Adstrito a referências
históricas abstratas, o poema transcorre por meio do imaginário que palavras
como “relíquias”, “osso”, “pulverulento” ou “museu” possam evocar à mente do
leitor: a própria História surge metaforizada na figura de um “tobogã negro”,
por onde o interlocutor da voz lírica resvala sem ter contato direto com os
elementos tangíveis que cimentam os acontecimentos marcantes da crônica humana
sobre a terra – a exemplo da queda do Muro de Berlim.
Como se pode inferir
da elocução dos versos, a falante espera do presumível excursionista algo mais
que partes desconexas dos fatos em que enredada a humanidade, enquanto pedaços
do mundo postos em exibição nas alas de museus: de fato, encontra-se à espera de
notícias marcantes – as constantes mudanças das fronteiras geográficas entre
países ou que tais –, incrustadas no papel branco e desidratado das cartas,
feito ossos sagrados de um santo, a ilustrar o clivo vivo e não inerte da História.
J.A.R. – H.C.
Maura Dooley
(n. 1957)
History
It’s only a week but
already you are slipping
down the cold black
chute of history. Postcards.
Phonecalls.

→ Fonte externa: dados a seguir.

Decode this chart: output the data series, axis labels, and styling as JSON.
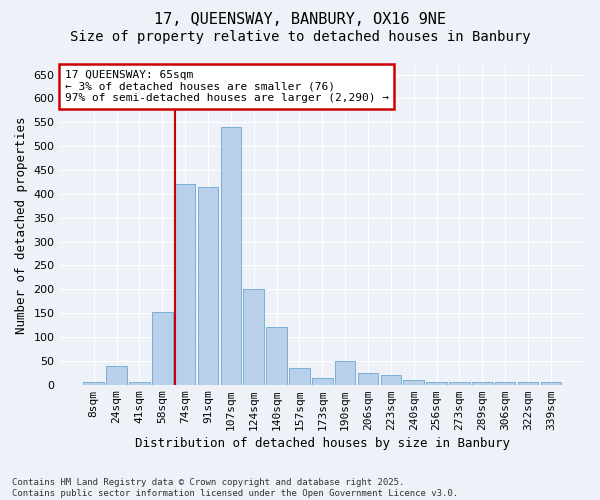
{
  "title": "17, QUEENSWAY, BANBURY, OX16 9NE",
  "subtitle": "Size of property relative to detached houses in Banbury",
  "xlabel": "Distribution of detached houses by size in Banbury",
  "ylabel": "Number of detached properties",
  "footer_line1": "Contains HM Land Registry data © Crown copyright and database right 2025.",
  "footer_line2": "Contains public sector information licensed under the Open Government Licence v3.0.",
  "categories": [
    "8sqm",
    "24sqm",
    "41sqm",
    "58sqm",
    "74sqm",
    "91sqm",
    "107sqm",
    "124sqm",
    "140sqm",
    "157sqm",
    "173sqm",
    "190sqm",
    "206sqm",
    "223sqm",
    "240sqm",
    "256sqm",
    "273sqm",
    "289sqm",
    "306sqm",
    "322sqm",
    "339sqm"
  ],
  "values": [
    5,
    40,
    5,
    152,
    420,
    415,
    540,
    200,
    120,
    35,
    15,
    50,
    25,
    20,
    10,
    5,
    5,
    5,
    5,
    5,
    5
  ],
  "bar_color": "#b8d0ea",
  "bar_edge_color": "#7aafd4",
  "vline_x": 3.55,
  "vline_color": "#cc0000",
  "annotation_text": "17 QUEENSWAY: 65sqm\n← 3% of detached houses are smaller (76)\n97% of semi-detached houses are larger (2,290) →",
  "annotation_box_color": "#ffffff",
  "annotation_box_edge": "#cc0000",
  "ylim": [
    0,
    670
  ],
  "yticks": [
    0,
    50,
    100,
    150,
    200,
    250,
    300,
    350,
    400,
    450,
    500,
    550,
    600,
    650
  ],
  "background_color": "#eef2f8",
  "grid_color": "#ffffff",
  "title_fontsize": 11,
  "subtitle_fontsize": 10,
  "ylabel_fontsize": 9,
  "xlabel_fontsize": 9,
  "tick_fontsize": 8,
  "annotation_fontsize": 8,
  "footer_fontsize": 6.5
}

It’s like
never having seen the Wall,
except in pieces on
the dusty shelves of friends.
Once I queued for
hours to see the moon in a box
inside a museum, so
wild it should have been kept
in a zoo at least but
there it was, unremarkable,
a pile of dirt some
god had shaken down.
I wait for your
letters now: a fleet of strange cargo
with news of changing
borders, a heart’s small
journeys. They’re
like the relics of a saint.
Opening the dry white
papers is kissing a bone.
O Turista
(Carolyn Francis:
pintora norte-americana)
História
Uma semana apenas se
foi, mas já estás resvalando
pelo frio e negro
tobogã da história. Postais.
Chamadas telefônicas.
É como nunca ter visto o Muro,
exceto em pedaços nas
estantes poeirentas dos amigos.
Certa vez, fiquei
horas na fila para ver a lua num contentor
dentro de um museu, tão
selvagem que, no mínimo, deveria
ter sido mantida num
zoo, mas lá estava ela, sem distinção,
um monte de barro que
algum deus chacoalhara.
Agora aguardo tuas
cartas: uma frota de cargas estranhas,
com notícias de
fronteiras cambiantes, pequenas jornadas
de um coração. São
como as relíquias de um santo.
Abrir os brancos e
secos papéis é beijar um osso.
Referência:
DOOLEY, Maura. History.
In: ASTLEY, Neil (Ed.). Staying alive: real poems for unreal times. 1st
publ., 6th impr. Northumberland, EN: Bloodaxe Books, 2004. p. 75.